If you've ever seen a movie featuring an English or Scottish funeral, chances are you've heard the song "Amazing Grace" played on the bagpipes. "Amazing Grace" is one of the most famous religious hymns today, but its history and origins are deeply intertwined with the abolition of the slave trade. And its message is one for all people, regardless of their faith.

"Amazing Grace" was written by a man named John Newton, who began his career as slave trader in England in the early part of the 18th century. For years he earned a living selling human beings kidnapped and lured from Africa to colonial plantations in the Caribbean and to Europe. Several years into his career, he and his crew managed to live through a particularly nasty storm, which set in motion a deep religious conversion for Newton. Over the course of the next couple years, he gave up profanity and drinking, and then eventually the slave trade. He became an Anglican priest and in the course of his work, wrote several popular hymns, including "Amazing Grace." Newton also mentored a young man named William Wilberforce, a British politician and devout Christian as well, who led the campaign for Parliament to abolish the slave trade in the British Empire, culminating in the Slave Trade Act 1807.

Many scholars have suggested that "Amazing Grace's" message of forgiveness and redemption is a result of John Newton's regret that he was involved in slavery. In the first verse, "I once was lost but now am found/ Was blind but now I see" could easily Newton's hindsight perception of his the  business of slavery as evil. The song was used several years later in the American anti-slavery novel Uncle Tom's Cabin, and later became a popular spiritual during the civil rights movement of the 1960s. Even this year it was sung in unison in over 60 languages to set a Guinness World Record, demonstrating unity in diversity. John Newton may not have intended to write a song about abolition and freedom, but that's how many oppressed people have taken "Amazing Grace."
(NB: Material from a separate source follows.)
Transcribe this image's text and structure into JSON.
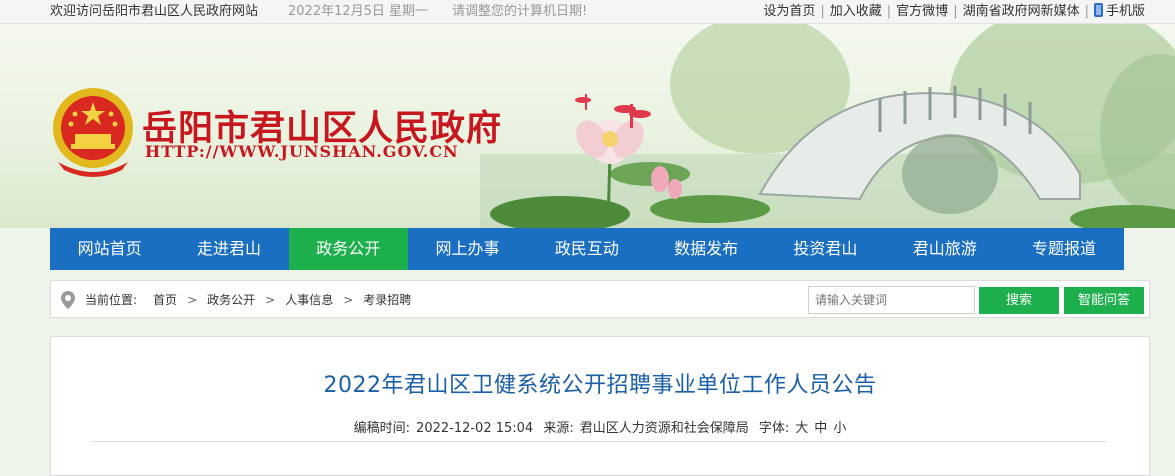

While "Amazing Grace" is decidedly a Christian song, its central message is much broader. The song is a story of redemption. It reminds us that no matter how terrible things have been, no matter how many mistakes you have made, there is always hope for the future. It's a song we as modern-day abolitionists can learn from. Now matter how much we as a society have neglected slavery, there is hope we can change that. No matter how much we as a country have overlooked and ignored slavery, there is hope we can change that. And no matter how much we as individuals have bought the products of slavery, there is hope we can change that.

After all, if John Newton went from trading in human beings to writing one of the most powerful songs about freedom and redemption ever, there is certainly hope for all of us.